Unexpected DSL Aggregation Router Reboot

At approximately 3:00 AM today, one of our DSL aggregation routers serving customers in the Bay Area suffered what appears to be a software crash. This software crash kept the router out of service until 3:14 AM, at which time it was booted up and handling customer traffic normally.

The exact cause of the software crash is being investigated with the vendor at this time. We are monitoring the router, and all affected customers appear to be back online at this time.

-Jared

Update: The router has unexpectedly crashed again. We are in the process of moving all customers served by this router to a hot spare. Connectivity should be restored shortly.

Update: All affected customers have been moved to the hot spare successfully. All affected customers should be online again at this time.

ATM Customer Aggregation Router Reload

This evening, Tuesday, Dec 29 at 12:01 AM, we will be performing a maintenance reload on our ATM customer aggregation routers. This will result in 5-10 minutes of downtime for Business-T and FRATM customers.

-Jared

Update: The scheduled router reloads have been completed and all affected customers should be back online. Downtime for affected customers was < 10 minutes.

DSL Aggregation Equipment Failure

One of our DSL aggregation routers handling customers in California’s LATA 1 (largely the San Francisco area) started having problems at approximately 10:41pm tonight. Customers experienced a complete service outage until 10:47pm, at which point we were able to restore partial service. We’re presently working to move the affected customer’s service to alternate equipment, which will involve 10-15 minutes worth of additional downtime in the near future. At present, customers on this particular piece of aggregation gear are experiencing ~7% packet loss. We’ll update this entry as our work progresses.

-Nathan, Matt and Jared

Update 11:14pm:

The problem turned out to be a failing ATM port inside of our network.
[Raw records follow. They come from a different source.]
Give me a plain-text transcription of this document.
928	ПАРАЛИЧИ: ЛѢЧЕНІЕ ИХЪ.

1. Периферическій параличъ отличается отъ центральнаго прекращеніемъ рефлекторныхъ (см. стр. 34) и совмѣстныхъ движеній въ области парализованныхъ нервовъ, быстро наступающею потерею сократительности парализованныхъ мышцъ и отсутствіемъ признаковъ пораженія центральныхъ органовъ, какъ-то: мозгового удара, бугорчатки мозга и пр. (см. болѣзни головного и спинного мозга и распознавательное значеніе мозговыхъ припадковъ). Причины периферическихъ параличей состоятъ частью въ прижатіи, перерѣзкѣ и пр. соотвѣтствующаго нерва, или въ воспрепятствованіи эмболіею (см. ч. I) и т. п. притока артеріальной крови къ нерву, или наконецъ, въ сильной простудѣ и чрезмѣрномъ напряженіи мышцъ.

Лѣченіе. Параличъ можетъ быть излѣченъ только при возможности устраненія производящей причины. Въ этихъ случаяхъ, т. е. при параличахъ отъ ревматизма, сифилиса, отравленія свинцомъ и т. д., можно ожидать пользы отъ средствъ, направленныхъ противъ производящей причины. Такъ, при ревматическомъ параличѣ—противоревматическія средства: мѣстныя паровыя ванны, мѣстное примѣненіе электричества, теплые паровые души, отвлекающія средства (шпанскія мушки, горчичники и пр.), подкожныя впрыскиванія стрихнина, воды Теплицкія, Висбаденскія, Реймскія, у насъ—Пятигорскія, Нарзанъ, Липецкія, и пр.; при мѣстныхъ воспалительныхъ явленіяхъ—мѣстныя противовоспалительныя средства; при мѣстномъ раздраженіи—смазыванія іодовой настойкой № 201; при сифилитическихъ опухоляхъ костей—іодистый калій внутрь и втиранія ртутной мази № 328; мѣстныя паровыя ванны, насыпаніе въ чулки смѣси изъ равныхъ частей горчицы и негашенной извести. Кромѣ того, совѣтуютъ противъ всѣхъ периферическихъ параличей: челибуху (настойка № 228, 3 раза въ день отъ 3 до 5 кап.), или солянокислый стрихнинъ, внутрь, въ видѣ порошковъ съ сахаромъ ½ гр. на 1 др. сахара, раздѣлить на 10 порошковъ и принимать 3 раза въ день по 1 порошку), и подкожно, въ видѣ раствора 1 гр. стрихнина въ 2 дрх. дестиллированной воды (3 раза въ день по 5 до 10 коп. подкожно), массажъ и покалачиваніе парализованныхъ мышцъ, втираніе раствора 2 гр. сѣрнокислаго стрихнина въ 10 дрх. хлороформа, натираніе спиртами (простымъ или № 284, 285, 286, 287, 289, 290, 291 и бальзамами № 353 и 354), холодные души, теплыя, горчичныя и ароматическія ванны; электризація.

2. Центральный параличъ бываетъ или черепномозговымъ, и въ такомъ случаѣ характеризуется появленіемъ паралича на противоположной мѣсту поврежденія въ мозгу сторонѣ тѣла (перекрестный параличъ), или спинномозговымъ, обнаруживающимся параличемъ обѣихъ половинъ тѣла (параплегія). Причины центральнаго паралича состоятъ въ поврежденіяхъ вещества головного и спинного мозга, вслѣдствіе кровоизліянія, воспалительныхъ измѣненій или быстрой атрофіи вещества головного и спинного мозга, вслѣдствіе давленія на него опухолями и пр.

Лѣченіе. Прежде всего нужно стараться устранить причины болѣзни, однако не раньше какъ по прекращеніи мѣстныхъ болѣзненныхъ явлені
We’ve migrated all traffic to a hot-spare port and service has returned to normal.

Pogowave finishes network address translation migration

Today is the day that the wireless department will turn off network address translation on our last Pogowave station; The Golden Apple Ranch on Fitzpatrick Lane.

This is our largest and most diverse station, featuring three low band access points.

We think that this can be performed in less than 30 minutes of down time.  Thank you for your patience during this transition that will allow for improved customer support for all Sonic.net Pogowave customers.

DHCP Server Failure

This morning at approximately 8 AM our Support staff became aware that one of our DHCP servers was not serving DHCP leases properly, in such a way that our monitoring systems were not able to detect the problem. Our Support team escalated the problem to the Operations staff and we were able to remedy the problem by rebooting the partially-locked server. Service was restored by approximately 8:28 AM. We apologize for this outage and will be looking into ways of extending our monitoring so this unusual type of failure will not be missed again.

-Jared and the Support team

Update: The DHCP server has begun to fail again, so we have removed it from service. DHCP should be functioning normally again. If you are having problems obtaining a DHCP lease, please try rebooting your modem and any computers or routers that are having problems.